Ruhezone für die lokale Fauna
Seit über einem Jahrhundert wurden die Cunfin-Böden durch traditionelle, extensive Bewirtschaftung geprägt. Damit wurde eine strukturreiche Landschaft geschaffen, welche neben ihrer kulturellen Bedeutung auch für die Artenvielfalt fördernd ist. Die Verbauung des Gebiets, samt seiner unmittelbar angrenzenden Wälder, würde aus ökologischer Perspektive also eine deutliche Degradierung bedeuten.
Dazu hat sich der Wildtierökologe der Vereinigung Südtiroler Biolog:innen Benjamin Kostner ausgesprochen: „Vor allem in touristisch intensiv genutzten Gebieten, wie denen der angrenzenden Seiser Alm und Gröden, sind Ruhezonen als Rückzugsorte für Wildtiere, darunter auch streng geschützte Arten wie das Auerhuhn, fundamental. Die Wälder um die Cunfin-Böden stellen solche Ruhezonen dar und müssen, aus ökologischer Sicht, unbedingt auch langfristig von einer weiteren Erschließung und Intensivierung des Tourismus ausgeschlossen werden.“
Doch ist das Vorhandensein geschützter Arten nicht genug, um ein Gebiet wie das am Fuß der Langkofelgruppe unter Schutzstatus zu stellen? Salto.bz hat Kostner dazu befragt, der aber eine ernüchternde Antwort gegeben hat: „Mit ökologischen Fakten kommt man manchmal leider nur bis zu einem gewissen Punkt. Wenn die Angelegenheit die politische Ebene erreicht, so werden diese oft als zweitrangig erachtet und anderen Faktoren untergeordnet, wenn dann beispielsweise gegen die Ernennung eines Schutzgebietes entschieden wird.“
Der Schutz für gefährdete Tier- und Pflanzenarten und deren Habitate ist auf EU-Ebene gesetzlich vorgesehen.
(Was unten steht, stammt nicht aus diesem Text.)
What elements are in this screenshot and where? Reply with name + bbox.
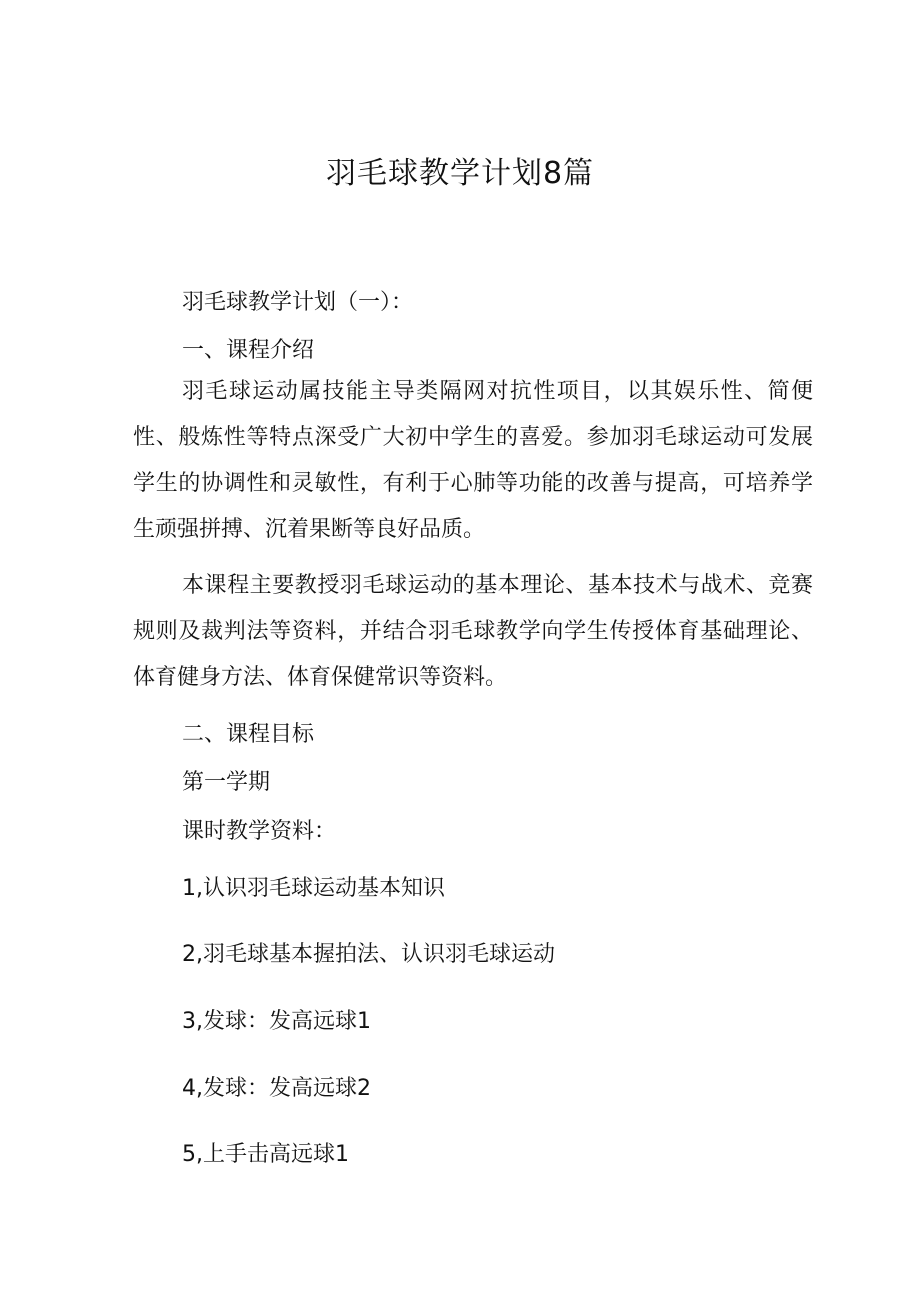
section2-heading: 二、课程目标 (182, 722, 315, 747)
section1-heading: 一、课程介绍 (182, 338, 315, 363)
list-item: 4,发球：发高远球2 (182, 1076, 371, 1101)
list-item: 1,认识羽毛球运动基本知识 (182, 876, 445, 901)
section1-paragraph-2: 本课程主要教授羽毛球运动的基本理论、基本技术与战术、竞赛规则及裁判法等资料，并结合羽毛球教学向学生传授体育基础理论、体育健身方法、体育保健常识等资料。 (133, 573, 813, 690)
list-item: 3,发球：发高远球1 (182, 1009, 371, 1034)
plan-heading: 羽毛球教学计划（一）： (182, 290, 414, 315)
content-label: 课时教学资料： (182, 819, 337, 844)
document-title: 羽毛球教学计划8篇 (325, 156, 595, 191)
section1-paragraph-1: 羽毛球运动属技能主导类隔网对抗性项目，以其娱乐性、简便性、般炼性等特点深受广大初中学生的喜爱。参加羽毛球运动可发展学生的协调性和灵敏性，有利于心肺等功能的改善与提高，可培养学生顽强拼搏、沉着果断等良好品质。 (133, 379, 813, 542)
list-item: 5,上手击高远球1 (182, 1142, 349, 1167)
term-label: 第一学期 (182, 770, 271, 795)
list-item: 2,羽毛球基本握拍法、认识羽毛球运动 (182, 942, 555, 967)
Das Auerhuhn, zum Beispiel, welches, wie Kostner erklärt, in der Gegend der Cunfin Böden vorzufinden ist, gehört zu den Arten, deren Lebensraum erhalten werden muss. „Doch kann es Jahre dauern, bis die Beschwerde wegen dem Verstoß eines EU-Gesetzes von der europäischen Kommission analysiert wird, geschweige denn ein Vertragsverletzungsverfahren eingeleitet wird. Zwar kann man eine Gruppenbeschwerde einreichen, falls es in verschiedenen Fällen zu einem Verstoß gekommen ist, doch handelt es sich um ein aufwändiges und langwieriges Verfahren.“
Umso wichtiger ist es also, die Teilnahme und das Interesse der Bürger zu fordern, da man dadurch schneller und effizienter ein Resultat erreichen und den Druck auf die Politik steigern kann.
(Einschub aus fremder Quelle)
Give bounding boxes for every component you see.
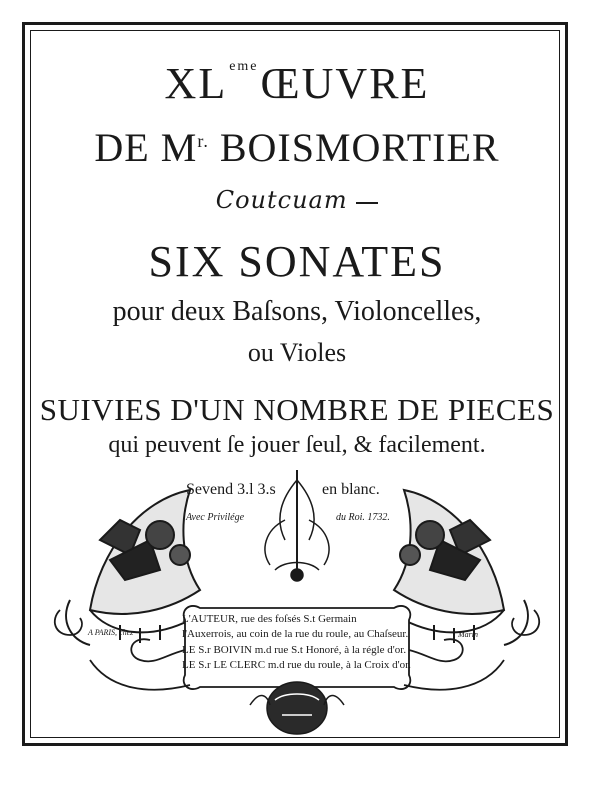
ornamental-cartouche: [30, 460, 564, 740]
instruments-line: pour deux Baſsons, Violoncelles,: [112, 296, 482, 327]
address-line-1: L'AUTEUR, rue des foſsés S.t Germain: [182, 613, 357, 625]
price-text: Sevend 3.l 3.s: [186, 481, 276, 498]
right-cornucopia: [394, 490, 528, 645]
left-cornucopia: [66, 490, 200, 645]
address-line-3: LE S.r BOIVIN m.d rue S.t Honoré, à la régle d'or.: [182, 644, 407, 656]
bottom-medallion: [250, 682, 344, 734]
privilege-date: du Roi. 1732.: [336, 512, 390, 523]
address-line-2: l'Auxerrois, au coin de la rue du roule, au Chaſseur.: [182, 628, 409, 640]
privilege-text: Avec Privilége: [186, 512, 245, 523]
paris-label: A PARIS, chez: [88, 628, 134, 637]
composer-title: DE $M^{r.}$ BOISMORTIER: [94, 125, 500, 170]
price-note: en blanc.: [322, 481, 380, 498]
pieces-subheading: qui peuvent ſe jouer ſeul, & facilement.: [108, 432, 486, 458]
address-line-4: LE S.r LE CLERC m.d rue du roule, à la Croix d'or.: [182, 659, 411, 671]
main-title: SIX SONATES: [148, 237, 446, 286]
opus-title: XL $^{eme}$ŒUVRE: [164, 59, 430, 108]
signature: Coutcuam: [0, 186, 594, 214]
marin-label: Marin: [458, 630, 478, 639]
instruments-line-2: ou Violes: [247, 338, 347, 367]
pieces-heading: SUIVIES D'UN NOMBRE DE PIECES: [39, 392, 555, 427]
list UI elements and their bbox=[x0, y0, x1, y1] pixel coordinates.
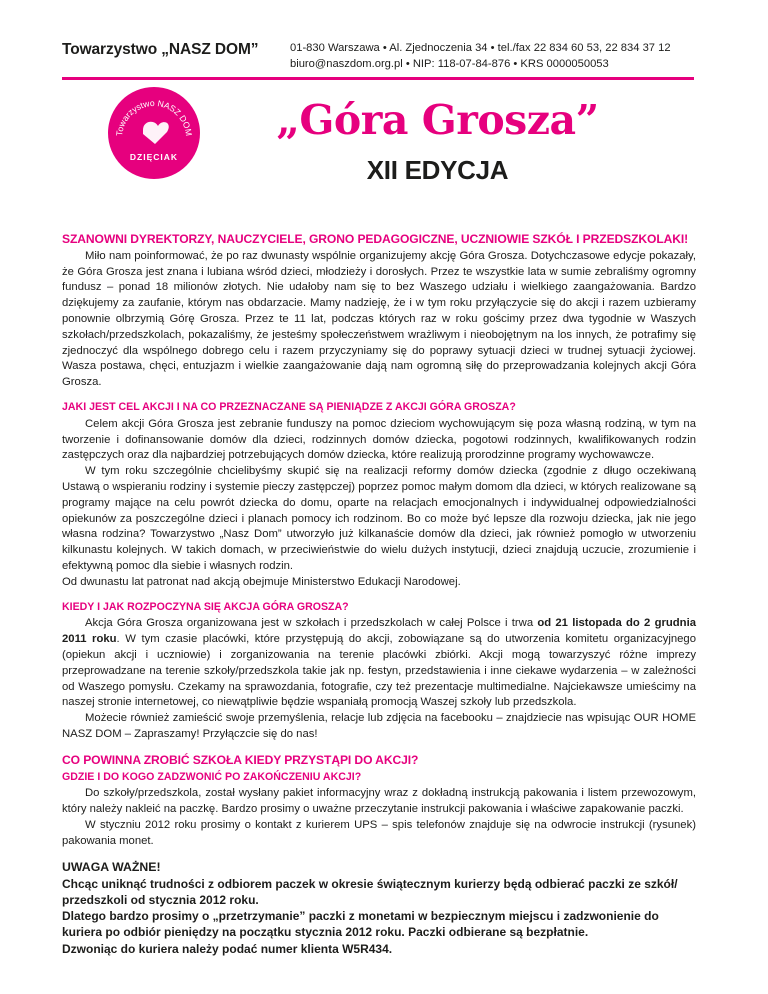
when-heading: KIEDY I JAK ROZPOCZYNA SIĘ AKCJA GÓRA GROSZA? bbox=[62, 600, 349, 613]
warning-box bbox=[62, 859, 696, 956]
what-subheading: GDZIE I DO KOGO ZADZWONIĆ PO ZAKOŃCZENIU AKCJI? bbox=[62, 770, 362, 783]
edition-label: XII EDYCJA bbox=[366, 155, 509, 185]
warning-line-2: Dlatego bardzo prosimy o „przetrzymanie” paczki z monetami w bezpiecznym miejscu i zadzwonienie do kuriera po odbiór pieniędzy na początku stycznia 2012 roku. Paczki odbierane są bezpłatnie. bbox=[62, 909, 659, 940]
contact-info bbox=[290, 40, 671, 72]
what-paragraph-2: W styczniu 2012 roku prosimy o kontakt z kurierem UPS – spis telefonów znajduje się na odwrocie instrukcji (rysunek) pakowania monet. bbox=[62, 818, 696, 847]
warning-line-1: Chcąc uniknąć trudności z odbiorem paczek w okresie świątecznym kurierzy będą odbierać paczki ze szkół/ przedszkoli od stycznia 2012 roku. bbox=[62, 876, 678, 907]
organization-name: Towarzystwo „NASZ DOM” bbox=[62, 41, 259, 58]
intro-paragraph: Miło nam poinformować, że po raz dwunasty wspólnie organizujemy akcję Góra Grosza. Dotychczasowe edycje pokazały, że Góra Grosza jest znana i lubiana wśród dzieci, młodzieży i dorosłych. Przez te wszystkie lata w sumie zebraliśmy ogromny fundusz – ponad 18 milionów złotych. Nie udałoby nam się to bez Waszego udziału i wielkiego zaangażowania. Bardzo dziękujemy za zaufanie, którym nas obdarzacie. Mamy nadzieję, że i w tym roku przyłączycie się do akcji i razem uzbieramy ponownie olbrzymią Górę Grosza. Przez te 11 lat, podczas których raz w roku gościmy przez dwa tygodnie w Waszych szkołach/przedszkolach, pokazaliśmy, że jesteśmy społeczeństwem wrażliwym i nieobojętnym na los innych, że potrafimy się zjednoczyć dla wspólnego dobrego celu i razem przyczyniamy się do poprawy sytuacji dzieci w trudnej sytuacji życiowej. Wasza postawa, chęci, entuzjazm i wielkie zaangażowanie dają nam ogromną siłę do przeprowadzania kolejnych akcji Góra Grosza. bbox=[62, 249, 696, 389]
logo-arc-text: Towarzystwo NASZ DOM bbox=[114, 97, 195, 137]
logo-bottom-text: DZIĘCIAK bbox=[129, 152, 179, 162]
header-divider bbox=[62, 77, 694, 80]
campaign-title: „Góra Grosza” bbox=[276, 96, 599, 144]
warning-title: UWAGA WAŻNE! bbox=[62, 860, 161, 875]
letter-body bbox=[62, 232, 696, 957]
warning-line-3: Dzwoniąc do kuriera należy podać numer klienta W5R434. bbox=[62, 941, 393, 956]
what-paragraph-1: Do szkoły/przedszkola, został wysłany pakiet informacyjny wraz z dokładną instrukcją pakowania i listem przewozowym, który należy nakleić na paczkę. Bardzo prosimy o uważne przeczytanie instrukcji pakowania i właściwe zapakowanie paczki. bbox=[62, 787, 696, 816]
dzieciak-logo-icon bbox=[107, 86, 201, 180]
email-nip-krs-line: biuro@naszdom.org.pl • NIP: 118-07-84-876 • KRS 0000050053 bbox=[290, 58, 609, 70]
when-text-start: Akcja Góra Grosza organizowana jest w szkołach i przedszkolach w całej Polsce i trwa bbox=[85, 617, 538, 630]
goal-paragraph-2: W tym roku szczególnie chcielibyśmy skupić się na realizacji reformy domów dziecka (zgodnie z długo oczekiwaną Ustawą o wspieraniu rodziny i systemie pieczy zastępczej) poprzez pomoc małym domom dla dzieci, w których realizowane są programy mające na celu powrót dziecka do domu, oparte na relacjach emocjonalnych i indywidualnej odpowiedzialności opiekunów za poszczególne dzieci i planach pomocy ich rodzinom. Bo co może być lepsze dla rozwoju dziecka, jak nie jego własna rodzina? Towarzystwo „Nasz Dom” utworzyło już kilkanaście domów dla dzieci, jak również pomogło w utworzeniu kilkunastu kolejnych. W takich domach, w przeciwieństwie do wielu dużych instytucji, dzieci znajdują uczucie, zrozumienie i efektywną pomoc dla siebie i własnych rodzin. bbox=[62, 465, 696, 572]
intro-heading: SZANOWNI DYREKTORZY, NAUCZYCIELE, GRONO PEDAGOGICZNE, UCZNIOWIE SZKÓŁ I PRZEDSZKOLAKI! bbox=[62, 232, 689, 246]
goal-paragraph-3: Od dwunastu lat patronat nad akcją obejmuje Ministerstwo Edukacji Narodowej. bbox=[62, 575, 461, 588]
campaign-dates: od 21 listopada do 2 grudnia 2011 roku bbox=[62, 617, 696, 646]
goal-heading: JAKI JEST CEL AKCJI I NA CO PRZEZNACZANE SĄ PIENIĄDZE Z AKCJI GÓRA GROSZA? bbox=[62, 400, 516, 413]
when-paragraph-2: Możecie również zamieścić swoje przemyślenia, relacje lub zdjęcia na facebooku – znajdziecie nas wpisując OUR HOME NASZ DOM – Zapraszamy! Przyłączcie się do nas! bbox=[62, 712, 696, 740]
address-line: 01-830 Warszawa • Al. Zjednoczenia 34 • tel./fax 22 834 60 53, 22 834 37 12 bbox=[290, 42, 671, 54]
what-heading: CO POWINNA ZROBIĆ SZKOŁA KIEDY PRZYSTĄPI DO AKCJI? bbox=[62, 752, 419, 767]
goal-paragraph-1: Celem akcji Góra Grosza jest zebranie funduszy na pomoc dzieciom wychowującym się poza własną rodziną, w tym na tworzenie i dofinansowanie domów dla dzieci, rodzinnych domów dziecka, pogotowi rodzinnych, kwalifikowanych rodzin zastępczych oraz dla najbardziej potrzebujących domów dziecka, które realizują prorodzinne programy wychowawcze. bbox=[62, 417, 696, 462]
when-paragraph-1 bbox=[62, 616, 696, 711]
when-text-end: . W tym czasie placówki, które przystępują do akcji, zobowiązane są do utworzenia komitetu organizacyjnego (opiekun akcji i uczniowie) i zorganizowania na terenie placówki zbiórki. Akcji mogą towarzyszyć różne imprezy przeprowadzane na terenie szkoły/przedszkola takie jak np. festyn, przedstawienia i inne ciekawe wydarzenia – w zależności od Waszego pomysłu. Czekamy na sprawozdania, fotografie, czy też prezentacje multimedialne. Najciekawsze umieścimy na naszej stronie internetowej, co niewątpliwie będzie wspaniałą promocją Waszej szkoły lub przedszkola. bbox=[62, 633, 696, 709]
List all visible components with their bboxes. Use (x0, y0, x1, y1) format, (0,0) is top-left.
„Es geht nicht nur darum, die gefährdeten Arten zu schützen. Hier geht es darum alle Wildtiere, die im Gebiet der Cunfin-Böden leben, zu schützen und dieses Gebiet mitsamt den Wäldern zu bewahren.“ ergänzt Kostner mit Nachdruck. „Die Cunfin-Böden sind einige der wenigen Ruhezonen, die in Gröden und der Seiser Alm übrig geblieben sind. Falls dort eine Seilbahn, ein Zug oder gar ein Skigebiet gebaut wird, so würde der Stressfaktor extrem hoch für die dort lebenden Tiere werden.“
Erst vor kurzem wurde das Projekt der (Gletscher-)Verbindung Ötztal – Pitztal, bei einem Referendum von einer Mehrheit der Bevölkerung abgelehnt. Damit wurde ausgesprochen, was auch in Südtirol Realität werden muss: Großbauprojekte zu Gunsten einiger weniger und auf Kosten der Allgemeinheit und Natur, sind schlicht nicht mehr zeitgemäß. Ein Referendum, um die Meinung der Bürger zu den Cunfin-Böden einzuholen, ist, wie Salto.bz bereits berichtete, in Ausarbeitung.